Cross-Part Learning for Fine-Grained Image Classification

IEEE Trans Image Process. 2022:31:748-758. doi: 10.1109/TIP.2021.3135477. Epub 2021 Dec 28.

Abstract

Recent techniques have achieved remarkable improvements depended on mining subtle yet distinctive features for fine-grained visual classification (FGVC). While prior works directly combine discriminative features extracted from different parts, we argue that the potential interactions between different parts and their abilities to category predictions should be taken into consideration, which enables significant parts to contribute more to the decision of the sub-category.
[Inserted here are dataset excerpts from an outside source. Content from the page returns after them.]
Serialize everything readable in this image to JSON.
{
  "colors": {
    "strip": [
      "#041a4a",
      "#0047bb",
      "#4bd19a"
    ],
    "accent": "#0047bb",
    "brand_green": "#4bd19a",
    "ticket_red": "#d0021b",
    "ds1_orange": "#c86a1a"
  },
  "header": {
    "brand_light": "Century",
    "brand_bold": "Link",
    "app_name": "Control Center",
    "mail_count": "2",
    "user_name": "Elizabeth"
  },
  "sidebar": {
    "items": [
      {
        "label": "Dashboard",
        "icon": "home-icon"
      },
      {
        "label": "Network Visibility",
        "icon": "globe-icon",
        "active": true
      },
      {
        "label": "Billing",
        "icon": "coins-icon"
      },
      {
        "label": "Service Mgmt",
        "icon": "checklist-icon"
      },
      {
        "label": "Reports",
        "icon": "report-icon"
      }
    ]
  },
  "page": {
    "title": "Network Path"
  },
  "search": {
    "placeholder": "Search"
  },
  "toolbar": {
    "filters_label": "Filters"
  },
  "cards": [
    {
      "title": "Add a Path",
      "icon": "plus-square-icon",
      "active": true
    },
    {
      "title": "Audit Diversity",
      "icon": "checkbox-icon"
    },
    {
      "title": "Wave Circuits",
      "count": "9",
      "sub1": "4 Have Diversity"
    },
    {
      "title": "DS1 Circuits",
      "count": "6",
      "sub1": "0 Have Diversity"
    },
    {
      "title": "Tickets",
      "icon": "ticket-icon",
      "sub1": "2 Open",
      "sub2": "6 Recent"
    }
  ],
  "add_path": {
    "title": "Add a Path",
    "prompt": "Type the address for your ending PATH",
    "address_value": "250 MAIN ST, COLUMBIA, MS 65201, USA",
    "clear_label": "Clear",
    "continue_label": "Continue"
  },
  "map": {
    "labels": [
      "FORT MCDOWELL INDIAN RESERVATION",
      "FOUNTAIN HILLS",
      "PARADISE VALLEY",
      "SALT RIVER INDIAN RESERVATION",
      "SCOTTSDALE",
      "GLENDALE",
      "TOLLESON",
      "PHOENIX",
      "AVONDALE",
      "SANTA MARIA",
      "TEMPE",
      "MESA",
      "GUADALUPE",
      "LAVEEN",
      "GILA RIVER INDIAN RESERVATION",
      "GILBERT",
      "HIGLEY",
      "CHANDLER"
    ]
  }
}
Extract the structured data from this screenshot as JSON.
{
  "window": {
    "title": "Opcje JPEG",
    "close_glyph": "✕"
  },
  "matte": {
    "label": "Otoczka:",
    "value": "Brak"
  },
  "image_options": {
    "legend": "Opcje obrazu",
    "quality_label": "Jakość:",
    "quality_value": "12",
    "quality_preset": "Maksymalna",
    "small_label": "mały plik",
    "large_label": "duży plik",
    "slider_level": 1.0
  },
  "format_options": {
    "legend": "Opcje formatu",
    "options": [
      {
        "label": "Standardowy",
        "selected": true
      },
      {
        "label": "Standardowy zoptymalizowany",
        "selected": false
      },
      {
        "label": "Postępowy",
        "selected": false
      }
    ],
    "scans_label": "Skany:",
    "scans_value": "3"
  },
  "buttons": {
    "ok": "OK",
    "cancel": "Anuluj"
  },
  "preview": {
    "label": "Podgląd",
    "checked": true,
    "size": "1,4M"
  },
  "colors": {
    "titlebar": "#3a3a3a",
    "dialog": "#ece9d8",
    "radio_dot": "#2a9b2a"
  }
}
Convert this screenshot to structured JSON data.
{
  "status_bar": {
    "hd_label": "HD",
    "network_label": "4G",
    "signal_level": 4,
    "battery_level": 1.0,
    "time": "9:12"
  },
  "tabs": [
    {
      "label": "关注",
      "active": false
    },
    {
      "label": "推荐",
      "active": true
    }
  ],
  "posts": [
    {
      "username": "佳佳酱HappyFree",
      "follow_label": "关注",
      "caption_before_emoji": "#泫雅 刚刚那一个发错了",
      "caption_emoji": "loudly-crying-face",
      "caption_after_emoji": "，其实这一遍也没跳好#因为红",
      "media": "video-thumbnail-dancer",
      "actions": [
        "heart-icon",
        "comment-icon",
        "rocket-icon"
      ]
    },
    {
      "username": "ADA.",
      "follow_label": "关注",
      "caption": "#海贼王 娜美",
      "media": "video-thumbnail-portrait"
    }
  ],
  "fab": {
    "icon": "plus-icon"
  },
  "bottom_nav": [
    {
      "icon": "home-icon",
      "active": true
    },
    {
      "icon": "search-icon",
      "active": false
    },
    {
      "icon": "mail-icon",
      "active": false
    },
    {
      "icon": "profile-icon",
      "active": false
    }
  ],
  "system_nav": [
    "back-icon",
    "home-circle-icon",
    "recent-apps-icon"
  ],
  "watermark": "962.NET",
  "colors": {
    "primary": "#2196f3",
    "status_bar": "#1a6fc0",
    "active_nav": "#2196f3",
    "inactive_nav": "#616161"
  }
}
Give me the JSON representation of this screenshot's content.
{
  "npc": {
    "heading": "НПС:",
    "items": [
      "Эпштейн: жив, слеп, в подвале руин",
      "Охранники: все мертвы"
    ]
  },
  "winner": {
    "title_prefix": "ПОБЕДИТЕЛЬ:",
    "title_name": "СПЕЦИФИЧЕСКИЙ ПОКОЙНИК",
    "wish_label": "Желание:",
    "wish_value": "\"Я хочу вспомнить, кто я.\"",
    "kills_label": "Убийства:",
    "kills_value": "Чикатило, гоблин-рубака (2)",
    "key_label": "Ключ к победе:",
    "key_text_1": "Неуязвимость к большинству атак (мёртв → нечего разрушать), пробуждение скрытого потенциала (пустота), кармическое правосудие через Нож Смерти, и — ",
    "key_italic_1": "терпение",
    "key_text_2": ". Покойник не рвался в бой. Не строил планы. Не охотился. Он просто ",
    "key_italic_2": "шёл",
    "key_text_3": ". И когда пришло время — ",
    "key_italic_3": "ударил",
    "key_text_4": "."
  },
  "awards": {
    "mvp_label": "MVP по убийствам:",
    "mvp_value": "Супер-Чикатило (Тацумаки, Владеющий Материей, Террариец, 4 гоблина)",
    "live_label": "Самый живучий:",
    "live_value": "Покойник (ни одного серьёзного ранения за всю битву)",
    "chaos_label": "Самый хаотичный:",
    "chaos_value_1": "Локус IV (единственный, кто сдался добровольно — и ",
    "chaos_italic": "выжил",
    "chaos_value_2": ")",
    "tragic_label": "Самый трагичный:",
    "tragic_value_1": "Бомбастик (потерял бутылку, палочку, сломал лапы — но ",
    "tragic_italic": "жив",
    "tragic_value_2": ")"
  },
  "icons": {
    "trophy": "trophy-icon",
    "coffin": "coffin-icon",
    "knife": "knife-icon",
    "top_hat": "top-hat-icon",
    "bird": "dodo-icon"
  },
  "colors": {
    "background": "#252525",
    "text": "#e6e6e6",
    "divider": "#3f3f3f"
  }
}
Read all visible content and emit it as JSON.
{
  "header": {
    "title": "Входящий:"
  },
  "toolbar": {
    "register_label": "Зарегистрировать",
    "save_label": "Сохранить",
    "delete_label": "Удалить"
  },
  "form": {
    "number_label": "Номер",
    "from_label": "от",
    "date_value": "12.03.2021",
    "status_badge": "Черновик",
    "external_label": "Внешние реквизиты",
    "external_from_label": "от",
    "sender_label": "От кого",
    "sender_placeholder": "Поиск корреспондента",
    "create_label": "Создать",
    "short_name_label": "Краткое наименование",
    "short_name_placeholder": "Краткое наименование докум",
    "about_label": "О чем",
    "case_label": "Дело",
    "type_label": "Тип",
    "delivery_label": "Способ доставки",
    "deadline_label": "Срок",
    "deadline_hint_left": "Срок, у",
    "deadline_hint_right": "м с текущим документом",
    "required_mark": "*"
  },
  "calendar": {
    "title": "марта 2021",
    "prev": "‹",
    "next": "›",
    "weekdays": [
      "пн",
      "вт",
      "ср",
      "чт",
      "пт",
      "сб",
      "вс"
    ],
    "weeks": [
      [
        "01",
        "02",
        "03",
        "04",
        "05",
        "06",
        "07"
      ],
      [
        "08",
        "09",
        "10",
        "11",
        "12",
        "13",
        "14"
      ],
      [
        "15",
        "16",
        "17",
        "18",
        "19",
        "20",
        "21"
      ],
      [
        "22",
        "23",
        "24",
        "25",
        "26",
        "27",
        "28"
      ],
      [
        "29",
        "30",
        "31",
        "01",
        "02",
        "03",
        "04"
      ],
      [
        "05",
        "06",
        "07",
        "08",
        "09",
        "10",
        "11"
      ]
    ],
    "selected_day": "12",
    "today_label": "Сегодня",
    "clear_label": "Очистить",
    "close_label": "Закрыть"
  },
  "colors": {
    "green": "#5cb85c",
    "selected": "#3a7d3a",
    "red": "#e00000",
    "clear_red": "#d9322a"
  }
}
To this end, we present a Cross-Part Convolutional Neural Network (CP-CNN) in a weakly supervised manner to explore cross-learning among multi-regional features. Specifically, the context transformer is implemented to encourage joint feature learning across different parts under the guidance of a navigator. The part with the highest confidence is regarded as a navigator to deliver distinguishing characteristics to the others with lower confidence while the complementary information is retained. To locate discriminative but subtle parts precisely, a part proposal generator (PPG) is designed with the feature enhancement blocks, through which complex scale variations caused by the viewpoint diversity can be effectively alleviated. Extensive experiments on three benchmark datasets demonstrate that our proposed method consistently outperforms existing state-of-the-art methods.